Researchers from the Singapore Food Agency’s National Center for Food Science and the National University of Singapore have developed a real-time polymerase chain reaction (PCR) approach for the detection of viable Salmonella Enteritidis contamination in shell eggs, which would accelerate the traditional Salmonella testing process if integrated.
S. Enteritidis is one of the most prevalent serovars responsible for foodborne salmonellosis worldwide, and shell eggs are a common vehicle of infection. While testing for viable S. Enteritidis in shell eggs is essential for early alerts and ensuring unsafe food does not enter the market, the typical “gold standard” culture-based testing methods requires many time-consuming steps and personnel with specialized technical skills. A cultured-based system that provided live isolates would typically require five to seven days for S. Enteritidis confirmation, and there have been reports of false-positive Salmonella detected via biochemical testing of colony isolates on non-Salmonella bacteria that share biochemical similarities with Salmonella.
Rapid molecular-based methodologies, such as real-time PCR, are alternatives that can improve the accuracy and efficiency of S. Enteritidis testing and confirmation. Therefore, the study aimed to develop an S. Enteritidis PCR method for the rapid screening of viable S. Enteritidis in shell eggs, as well as confirmation of the S. Enteritidis serotype amongst the Salmonella colonies in a reduced testing turnaround time.
The researchers were able to demonstrate that the S. Enteritidis real-time PCR can effectively differentiate between viable and non-viable S. Enteritidis using the difference in quantification cycle values observed in post-enriched egg cultures and provide confirmation of the S. Enteritidis serotype from the Salmonella colonies.

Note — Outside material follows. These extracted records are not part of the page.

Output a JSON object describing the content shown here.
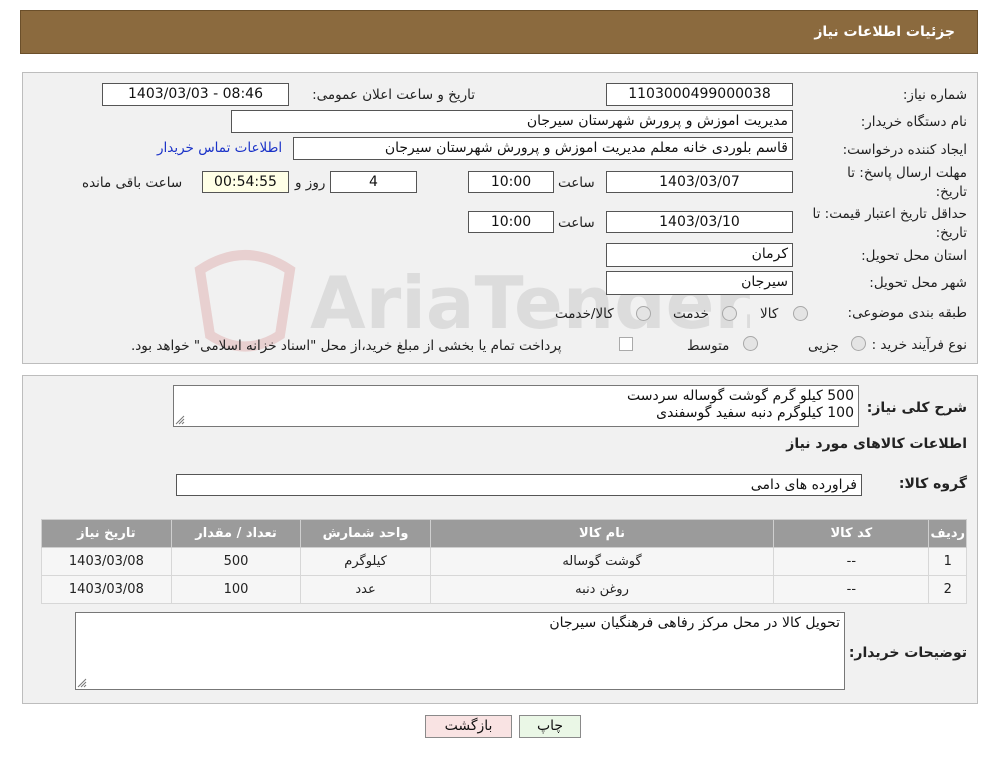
{
  "header": {
    "title": "جزئیات اطلاعات نیاز"
  },
  "info": {
    "need_number_label": "شماره نیاز:",
    "need_number": "1103000499000038",
    "announce_label": "تاریخ و ساعت اعلان عمومی:",
    "announce_value": "1403/03/03 - 08:46",
    "buyer_org_label": "نام دستگاه خریدار:",
    "buyer_org": "مدیریت اموزش و پرورش شهرستان سیرجان",
    "creator_label": "ایجاد کننده درخواست:",
    "creator": "قاسم بلوردی خانه معلم مدیریت اموزش و پرورش شهرستان سیرجان",
    "contact_link": "اطلاعات تماس خریدار",
    "deadline_label_1": "مهلت ارسال پاسخ: تا",
    "deadline_label_2": "تاریخ:",
    "deadline_date": "1403/03/07",
    "time_label": "ساعت",
    "deadline_time": "10:00",
    "days_value": "4",
    "days_label": "روز و",
    "remaining_time": "00:54:55",
    "remaining_label": "ساعت باقی مانده",
    "validity_label_1": "حداقل تاریخ اعتبار قیمت: تا",
    "validity_label_2": "تاریخ:",
    "validity_date": "1403/03/10",
    "validity_time_label": "ساعت",
    "validity_time": "10:00",
    "province_label": "استان محل تحویل:",
    "province": "کرمان",
    "city_label": "شهر محل تحویل:",
    "city": "سیرجان",
    "category_label": "طبقه بندی موضوعی:",
    "category_options": [
      "کالا",
      "خدمت",
      "کالا/خدمت"
    ],
    "process_label": "نوع فرآیند خرید :",
    "process_options": [
      "جزیی",
      "متوسط"
    ],
    "payment_note": "پرداخت تمام یا بخشی از مبلغ خرید،از محل \"اسناد خزانه اسلامی\" خواهد بود."
  },
  "watermark": {
    "text": "AriaTender.neT"
  },
  "description": {
    "label": "شرح کلی نیاز:",
    "lines": [
      "500 کیلو گرم گوشت گوساله سردست",
      "100 کیلوگرم دنبه سفید گوسفندی"
    ]
  },
  "goods": {
    "title": "اطلاعات کالاهای مورد نیاز",
    "group_label": "گروه کالا:",
    "group_value": "فراورده های دامی",
    "columns": [
      "ردیف",
      "کد کالا",
      "نام کالا",
      "واحد شمارش",
      "تعداد / مقدار",
      "تاریخ نیاز"
    ],
    "rows": [
      [
        "1",
        "--",
        "گوشت گوساله",
        "کیلوگرم",
        "500",
        "1403/03/08"
      ],
      [
        "2",
        "--",
        "روغن دنبه",
        "عدد",
        "100",
        "1403/03/08"
      ]
    ]
  },
  "buyer_notes": {
    "label": "توضیحات خریدار:",
    "text": "تحویل کالا در محل مرکز رفاهی فرهنگیان سیرجان"
  },
  "buttons": {
    "print": "چاپ",
    "back": "بازگشت"
  }
}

The findings highlight the potential for the S. Enteritidis real-time PCR assay to be integrated into the conventional Salmonella testing process to accelerate the detection of SE in shell eggs.

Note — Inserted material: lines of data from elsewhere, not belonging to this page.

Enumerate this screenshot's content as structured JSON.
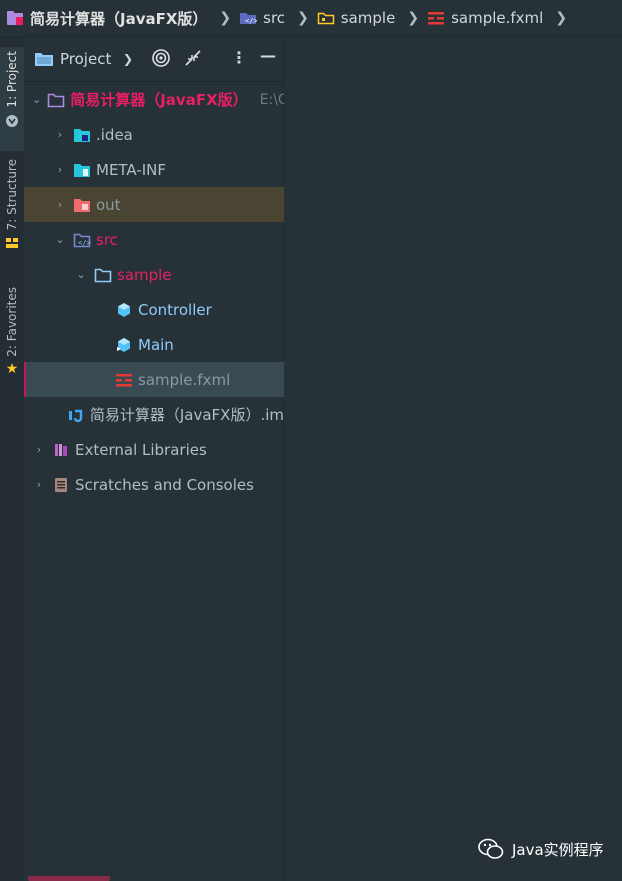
{
  "breadcrumb": {
    "project": "简易计算器（JavaFX版）",
    "src": "src",
    "sample": "sample",
    "file": "sample.fxml"
  },
  "toolstrip": {
    "project_tab": "1: Project",
    "structure_tab": "7: Structure",
    "favorites_tab": "2: Favorites"
  },
  "panel": {
    "title": "Project"
  },
  "tree": {
    "root": {
      "label": "简易计算器（JavaFX版）",
      "path": "E:\\Gi"
    },
    "idea": ".idea",
    "meta": "META-INF",
    "out": "out",
    "src": "src",
    "sample": "sample",
    "controller": "Controller",
    "main": "Main",
    "fxml": "sample.fxml",
    "iml": "简易计算器（JavaFX版）.im",
    "external": "External Libraries",
    "scratches": "Scratches and Consoles"
  },
  "watermark": "Java实例程序",
  "colors": {
    "background": "#263238",
    "accent_pink": "#e91e63",
    "out_highlight": "#4a4432",
    "selection": "#3a4a52"
  }
}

During the study, a total of 89 Salmonella strains across 6 different serogroups were selected for specificity testing and artificial inoculation studies. The researchers then inoculated an S. Enteritidis colony, spiked homogenized raw eggs with different diluted dosages of live and heat-inactivated S. Enteritidis, and homogenized and incubated 73 naturally contaminated shell eggs. The researchers then isolated and identified S. Enteritidis in the shell eggs using conventional processes and the real-time PCR.
The results showed how the S. Enteritidis real-time PCR can expedite the detection of the poathogen during the screening of shell eggs and reduce the lengthy testing turnaround time needed to verify the serotype of S. Enteritidis isolates. Additionally, the S. Enteritidis PCR assays proved to be highly specific when performed on well-characterized reference strains and wild S. Enteritidis isolates. The researchers state that the assay is comparable to the “gold standard” when verifying the identity of S. Enteritidis isolates acquired from naturally contaminated eggs.